Photo police - Le Musée populaire de la photographie de Drummondville présente l'exposition Délit d'apparence

Le Musée populaire de la photographie de Drummondville présente, à compter de cette semaine, Délit d'apparence, une exposition consacrée aux portraits de criminels et supposés criminels. Dès le XIXe siècle, les services de police produisent des fiches signalétiques qui comportent notamment des photographies. Le double portrait — de face et de profil — accompagné d'une description morphologique, est devenu un genre reconnaissable entre tous... Une simple photo de ce type et vous voilà d'ailleurs criminel, assurément!

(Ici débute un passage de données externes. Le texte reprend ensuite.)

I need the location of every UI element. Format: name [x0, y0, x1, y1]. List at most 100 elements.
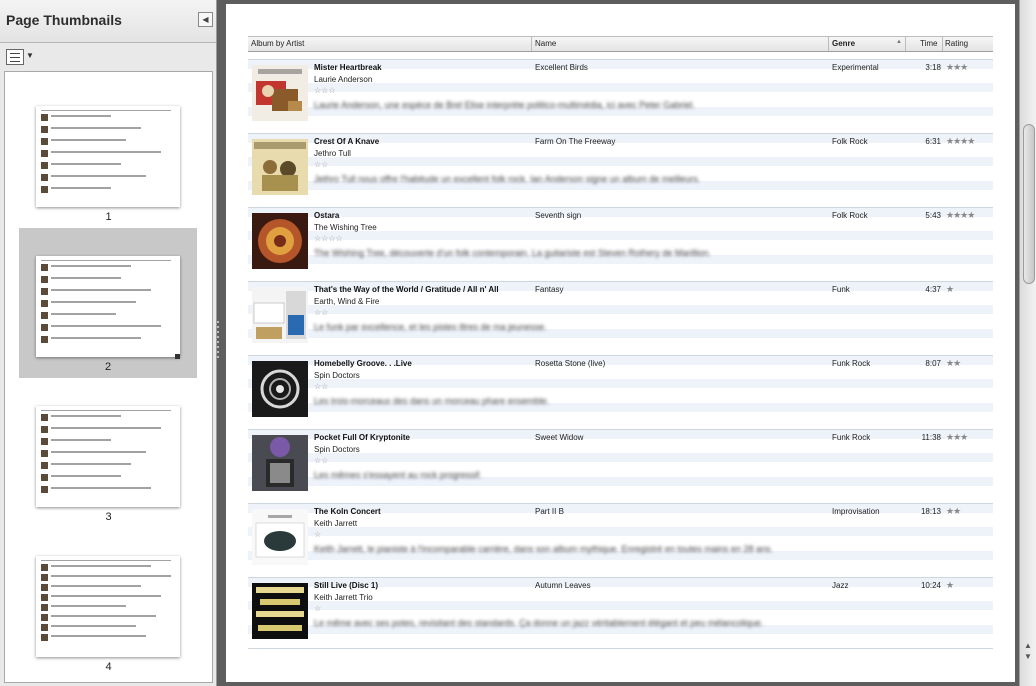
album-title: Crest Of A Knave: [314, 137, 380, 146]
table-row[interactable]: Pocket Full Of Kryptonite Spin Doctors ☆…: [248, 429, 993, 504]
genre-cell: Improvisation: [832, 507, 880, 516]
album-comment: Laurie Anderson, une espèce de Brel Elis…: [314, 100, 695, 110]
star-icon: ☆☆: [314, 456, 329, 465]
table-row[interactable]: Ostara The Wishing Tree ☆☆☆☆ The Wishing…: [248, 207, 993, 282]
star-icon: ☆☆: [314, 382, 329, 391]
artist-name: Spin Doctors: [314, 371, 360, 380]
page-preview: [36, 556, 180, 657]
artist-name: Earth, Wind & Fire: [314, 297, 380, 306]
column-header-time[interactable]: Time: [920, 39, 937, 48]
sort-ascending-icon: ▲: [896, 39, 902, 45]
track-name: Autumn Leaves: [535, 581, 591, 590]
page-preview: [36, 256, 180, 357]
time-cell: 6:31: [925, 137, 941, 146]
album-cover: [252, 361, 308, 417]
star-icon: ☆☆☆: [314, 86, 336, 95]
star-icon: ☆☆: [314, 160, 329, 169]
thumbnail-label: 1: [105, 211, 112, 223]
album-title: Mister Heartbreak: [314, 63, 382, 72]
album-cover: [252, 509, 308, 565]
column-header-name[interactable]: Name: [535, 39, 556, 48]
artist-name: The Wishing Tree: [314, 223, 377, 232]
table-row[interactable]: Crest Of A Knave Jethro Tull ☆☆ Jethro T…: [248, 133, 993, 208]
sidebar-toolbar: ▼: [0, 43, 216, 69]
document-page: Album by Artist Name Genre ▲ Time Rating…: [226, 4, 1015, 682]
table-row[interactable]: Still Live (Disc 1) Keith Jarrett Trio ☆…: [248, 577, 993, 652]
album-comment: Jethro Tull nous offre l'habitude un exc…: [314, 174, 701, 184]
rating-stars-icon: ★★: [946, 358, 961, 368]
page-thumbnail-1[interactable]: 1: [5, 72, 212, 223]
album-comment: The Wishing Tree, découverte d'un folk c…: [314, 248, 711, 258]
genre-cell: Funk Rock: [832, 433, 871, 442]
scroll-arrows: ▲ ▼: [1024, 640, 1032, 662]
album-comment: Keith Jarrett, le pianiste à l'incompara…: [314, 544, 773, 554]
album-title: Still Live (Disc 1): [314, 581, 379, 590]
artist-name: Keith Jarrett Trio: [314, 593, 373, 602]
album-cover: [252, 435, 308, 491]
time-cell: 5:43: [925, 211, 941, 220]
star-icon: ☆☆: [314, 308, 329, 317]
star-icon: ☆☆☆☆: [314, 234, 343, 243]
track-name: Seventh sign: [535, 211, 582, 220]
table-row[interactable]: Mister Heartbreak Laurie Anderson ☆☆☆ La…: [248, 59, 993, 134]
table-row[interactable]: That's the Way of the World / Gratitude …: [248, 281, 993, 356]
sidebar-header: Page Thumbnails ◀: [0, 0, 216, 43]
vertical-scrollbar[interactable]: ▲ ▼: [1019, 0, 1036, 686]
track-name: Fantasy: [535, 285, 564, 294]
album-cover: [252, 65, 308, 121]
album-comment: Les trois-morceaux des dans un morceau p…: [314, 396, 550, 406]
artist-name: Spin Doctors: [314, 445, 360, 454]
time-cell: 11:38: [921, 433, 941, 442]
track-name: Rosetta Stone (live): [535, 359, 606, 368]
sidebar-resize-grip[interactable]: [216, 318, 220, 368]
track-name: Sweet Widow: [535, 433, 584, 442]
album-title: The Koln Concert: [314, 507, 381, 516]
page-thumbnail-4[interactable]: 4: [5, 522, 212, 673]
album-comment: Le même avec ses potes, revisitant des s…: [314, 618, 764, 628]
album-cover: [252, 287, 308, 343]
column-header-genre[interactable]: Genre: [832, 39, 855, 48]
album-comment: Les mêmes s'essayent au rock progressif.: [314, 470, 482, 480]
scroll-up-icon[interactable]: ▲: [1024, 640, 1032, 651]
album-title: Homebelly Groove. . .Live: [314, 359, 412, 368]
time-cell: 8:07: [925, 359, 941, 368]
genre-cell: Folk Rock: [832, 211, 868, 220]
table-bottom-border: [248, 648, 993, 649]
page-thumbnail-2[interactable]: 2: [19, 228, 197, 378]
page-thumbnails-sidebar: Page Thumbnails ◀ ▼ 1 2 3 4: [0, 0, 217, 686]
rating-stars-icon: ★★★★: [946, 136, 975, 146]
star-icon: ☆: [314, 530, 322, 539]
genre-cell: Experimental: [832, 63, 879, 72]
scroll-thumb[interactable]: [1023, 124, 1035, 284]
thumbnail-label: 4: [105, 661, 112, 673]
track-name: Farm On The Freeway: [535, 137, 616, 146]
artist-name: Keith Jarrett: [314, 519, 358, 528]
page-thumbnail-3[interactable]: 3: [5, 372, 212, 523]
artist-name: Laurie Anderson: [314, 75, 373, 84]
album-cover: [252, 583, 308, 639]
chevron-down-icon: ▼: [26, 51, 34, 60]
column-header-rating[interactable]: Rating: [945, 39, 968, 48]
thumbnail-list[interactable]: 1 2 3 4: [4, 71, 213, 683]
collapse-left-icon[interactable]: ◀: [198, 12, 213, 27]
rating-stars-icon: ★★★★: [946, 210, 975, 220]
table-row[interactable]: Homebelly Groove. . .Live Spin Doctors ☆…: [248, 355, 993, 430]
resize-handle-icon[interactable]: [175, 354, 180, 359]
album-comment: Le funk par excellence, et les pistes il…: [314, 322, 547, 332]
genre-cell: Folk Rock: [832, 137, 868, 146]
rating-stars-icon: ★★: [946, 506, 961, 516]
thumbnail-view-menu-button[interactable]: ▼: [6, 49, 38, 65]
time-cell: 3:18: [925, 63, 941, 72]
column-header-album-by-artist[interactable]: Album by Artist: [251, 39, 304, 48]
album-cover: [252, 213, 308, 269]
rating-stars-icon: ★: [946, 284, 954, 294]
genre-cell: Funk: [832, 285, 850, 294]
scroll-down-icon[interactable]: ▼: [1024, 651, 1032, 662]
album-title: That's the Way of the World / Gratitude …: [314, 285, 499, 294]
rating-stars-icon: ★★★: [946, 62, 968, 72]
table-header: Album by Artist Name Genre ▲ Time Rating: [248, 36, 993, 52]
star-icon: ☆: [314, 604, 322, 613]
rating-stars-icon: ★★★: [946, 432, 968, 442]
table-row[interactable]: The Koln Concert Keith Jarrett ☆ Keith J…: [248, 503, 993, 578]
page-preview: [36, 406, 180, 507]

Alphonse Bertillon, un des premiers théoriciens de la photographie judiciaire, développa un code de procédures pour uniformiser les poses, l'éclairage et les formats de papier à utiliser pour produire les tirages de ces photographies si particulières. Mais est-il vraiment possible de photographier quelqu'un selon les méthodes de la police de sorte qu'il soit tout à fait ressemblant et, surtout, reconnaissable? La photographie judiciaire pose de plein fouet la question de la ressemblance de la photographie avec le sujet...

Ces questions et bien d'autres sont abordées dans le cadre de cette exposition. Plusieurs exemples de photos policières, notamment celles prises lors de la Crise d'octobre 1970, sont présentées au public. Gérald Godin ou Gaston Miron, sous les traits de dangereux criminels, c'est déjà quelque chose à voir! L'exposition Délit d'apparence est présentée jusqu'au 30 juin.